Today Hayato came home from school with homework. In the assignment, Hayato was given an array $ a $ of length $ n $ . The task was to find $ 3 $ numbers in this array whose sum is odd. At school, he claimed that there are such $ 3 $ numbers, but Hayato was not sure, so he asked you for help. Answer if there are such three numbers, and if so, output indices $ i $ , $ j $ , and $ k $ such that $ a_i + a_j + a_k $ is odd. The odd numbers are integers that are not divisible by $ 2 $ : $ 1 $ , $ 3 $ , $ 5 $ , and so on.
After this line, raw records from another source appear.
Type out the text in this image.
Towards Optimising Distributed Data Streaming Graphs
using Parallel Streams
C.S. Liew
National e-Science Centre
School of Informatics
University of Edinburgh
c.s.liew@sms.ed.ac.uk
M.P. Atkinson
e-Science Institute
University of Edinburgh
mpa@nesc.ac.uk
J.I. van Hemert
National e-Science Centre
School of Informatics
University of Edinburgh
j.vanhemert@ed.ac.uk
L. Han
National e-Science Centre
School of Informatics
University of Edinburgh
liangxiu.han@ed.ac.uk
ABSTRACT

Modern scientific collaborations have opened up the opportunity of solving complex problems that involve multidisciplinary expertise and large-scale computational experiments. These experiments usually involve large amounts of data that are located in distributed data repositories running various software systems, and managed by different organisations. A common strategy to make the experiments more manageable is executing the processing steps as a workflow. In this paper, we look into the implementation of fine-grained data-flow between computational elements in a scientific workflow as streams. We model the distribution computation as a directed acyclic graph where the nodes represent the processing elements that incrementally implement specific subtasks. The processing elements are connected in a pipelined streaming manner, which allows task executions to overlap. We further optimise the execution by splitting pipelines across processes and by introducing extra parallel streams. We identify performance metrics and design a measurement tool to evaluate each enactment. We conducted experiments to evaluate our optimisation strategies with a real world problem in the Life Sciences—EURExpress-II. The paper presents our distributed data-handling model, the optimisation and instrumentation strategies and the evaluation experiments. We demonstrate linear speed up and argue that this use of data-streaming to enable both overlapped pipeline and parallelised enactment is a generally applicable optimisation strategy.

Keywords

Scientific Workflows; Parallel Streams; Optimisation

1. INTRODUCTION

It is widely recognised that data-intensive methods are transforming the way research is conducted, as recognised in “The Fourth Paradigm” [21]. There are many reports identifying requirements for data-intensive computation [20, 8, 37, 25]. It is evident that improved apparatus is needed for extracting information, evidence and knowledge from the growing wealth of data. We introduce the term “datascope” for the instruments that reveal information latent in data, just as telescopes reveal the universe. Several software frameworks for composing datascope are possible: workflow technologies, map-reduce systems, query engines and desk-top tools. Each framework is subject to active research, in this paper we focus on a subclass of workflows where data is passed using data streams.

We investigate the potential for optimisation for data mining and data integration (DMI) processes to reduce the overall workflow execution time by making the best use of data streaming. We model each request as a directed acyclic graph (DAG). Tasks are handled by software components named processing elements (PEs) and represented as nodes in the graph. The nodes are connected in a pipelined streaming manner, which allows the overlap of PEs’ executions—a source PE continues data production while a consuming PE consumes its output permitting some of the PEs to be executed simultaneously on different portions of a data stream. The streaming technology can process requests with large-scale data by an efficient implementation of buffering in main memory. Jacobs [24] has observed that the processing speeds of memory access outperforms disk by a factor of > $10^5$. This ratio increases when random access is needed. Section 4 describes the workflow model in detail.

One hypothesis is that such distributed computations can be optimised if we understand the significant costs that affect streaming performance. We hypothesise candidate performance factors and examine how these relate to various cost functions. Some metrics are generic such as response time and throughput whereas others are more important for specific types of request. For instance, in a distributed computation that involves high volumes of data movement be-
The first line contains a single integer $ t $ ( $ 1 \le t \le 10^4 $ ) — the number of test cases. For each test case, the first line contains one integer $ n $ ( $ 3 \le n \le 300 $ ) — the length of $ a $ . The second line contains $ n $ integers $ a_1, a_2, \ldots, a_n $ ( $ 1 \le a_i \le 10^5 $ ) — the array $ a $ . It is guaranteed that the sum of $ n $ over all test cases does not exceed $ 2\cdot10^5 $ .

For each test case, in the first line print one word "YES" (without quotes) if there are $ 3 $ numbers with an odd sum or "NO" (without quotes) if there are no such $ 3 $ numbers. If the answer exists, then on the second line print $ 3 $ distinct integers $ i, j, k $ ( $ 1 \le i, j, k \le n $ ) — the indices of the numbers. If there are several answers, output any.

In the first test case, there is one way to choose $ 3 $ numbers, and since $ 1 + 1 + 1 = 3 $ , this triple is fine for us. In the second test case, you need to choose the numbers $ 1, 2, 2 $ , since $ 1 + 2 + 2 = 5 $ . In the third test case, there is one way to choose three numbers, but $ 1 + 2 + 3 = 6 $ is an even number, so the required triple does not exist. In the fifth test case, no matter what three numbers we choose, their sum is even.